Automated Identification of Unusual Medicare Claim Activities Using Machine Learning
K.Manjunath, department of Computer Science and Engineering, GNITC, 22-5F6, 22wj1a05f6@gniindia.org
K.Anand Kumar, department of Computer Science and Engineering, GNITC, 22-5G1, 22wj1a05g1@gniindia.org
L.Dhanush, department of Computer Science and Engineering, GNITC, 23-519, 23wj5a0519@gniindia.org
Ms.Rajashree Sutrawe, Associate Professor, department of Computer Science and Engineering, GNITC
Abstract - Healthcare fraud detection is an important challenge in modern healthcare systems due to the large volume of medical claims and the highly imbalanced nature of fraud datasets. Fraudulent claims represent only a small portion of the total claims, which makes it difficult for traditional machine learning models to accurately identify fraudulent activities. Conventional techniques such as Random Oversampling (ROS), Synthetic Minority Oversampling Technique (SMOTE), and Random Undersampling (RUS) are commonly used to address class imbalance, but they often lead to issues such as overfitting, noise generation, or loss of important information.
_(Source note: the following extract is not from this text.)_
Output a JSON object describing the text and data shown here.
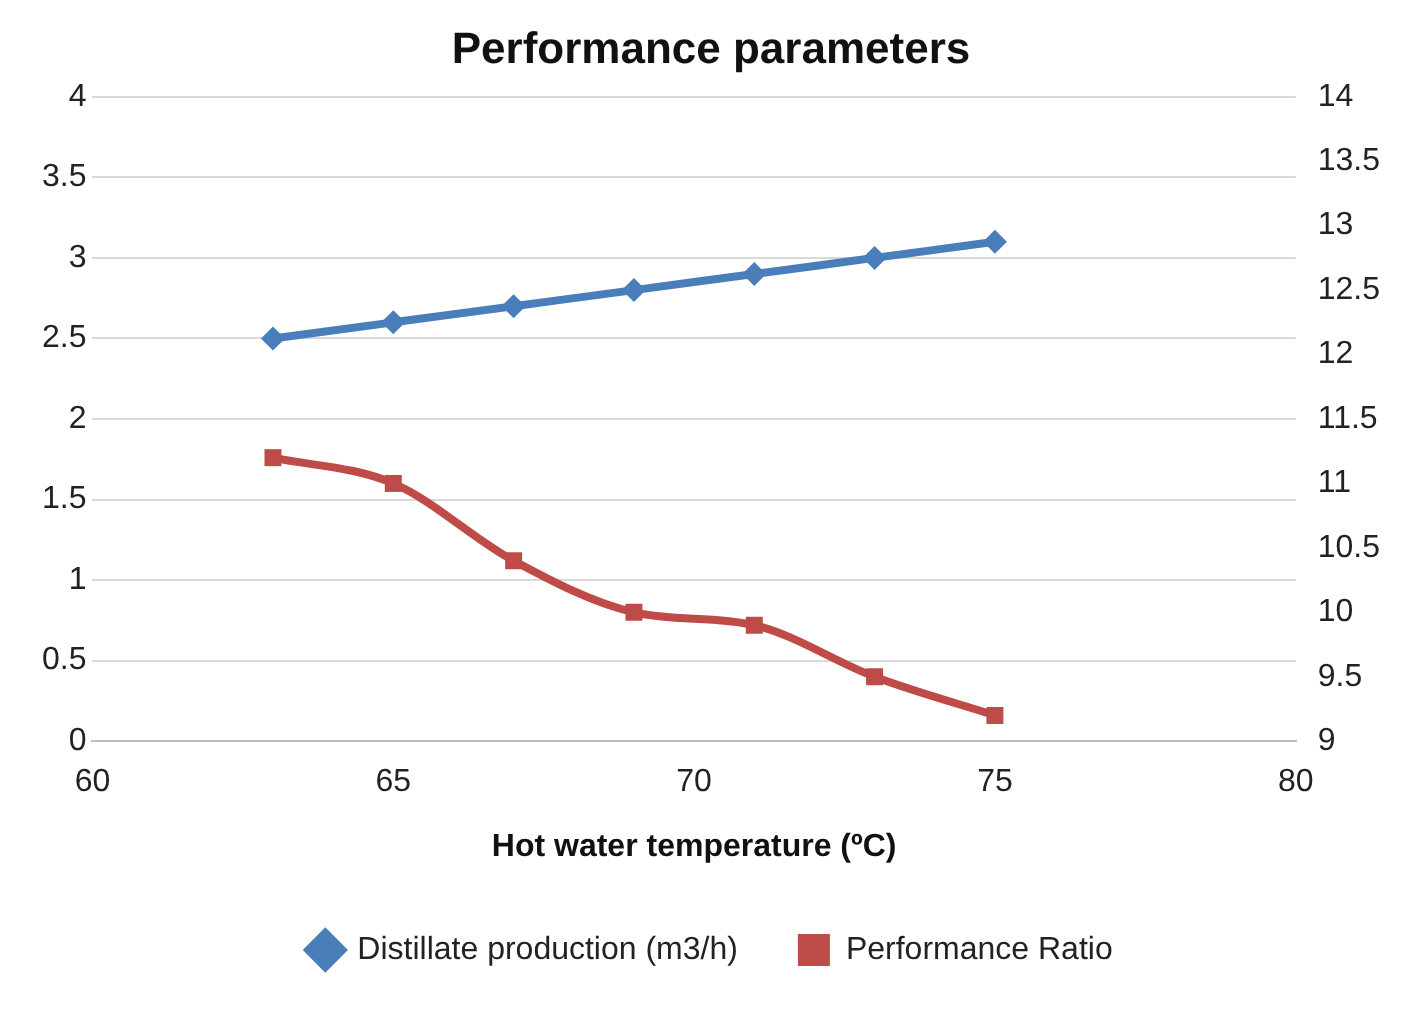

In this study, a machine learning-based approach is proposed to improve Medicare fraud detection using the Medicare Part B dataset. The proposed framework applies a hybrid resampling technique called SMOTE-ENN, which combines SMOTE for generating synthetic minority samples with Edited Nearest Neighbors (ENN) to remove noisy and irrelevant data instances. Logistic Regression is used as the classification algorithm to detect fraudulent healthcare claims. The model performance is evaluated using multiple metrics, including accuracy, precision, recall, F1-score, AUC-ROC, and Area Under the Precision-Recall Curve (AUPRC). Experimental results demonstrate that the proposed approach achieves an accuracy of 98%, indicating its effectiveness in handling imbalanced datasets and improving fraud detection in healthcare systems.
Key Words: Healthcare Fraud Detection, Machine Learning, SMOTE-ENN, Logistic Regression, Imbalanced Data, Medicare Claims.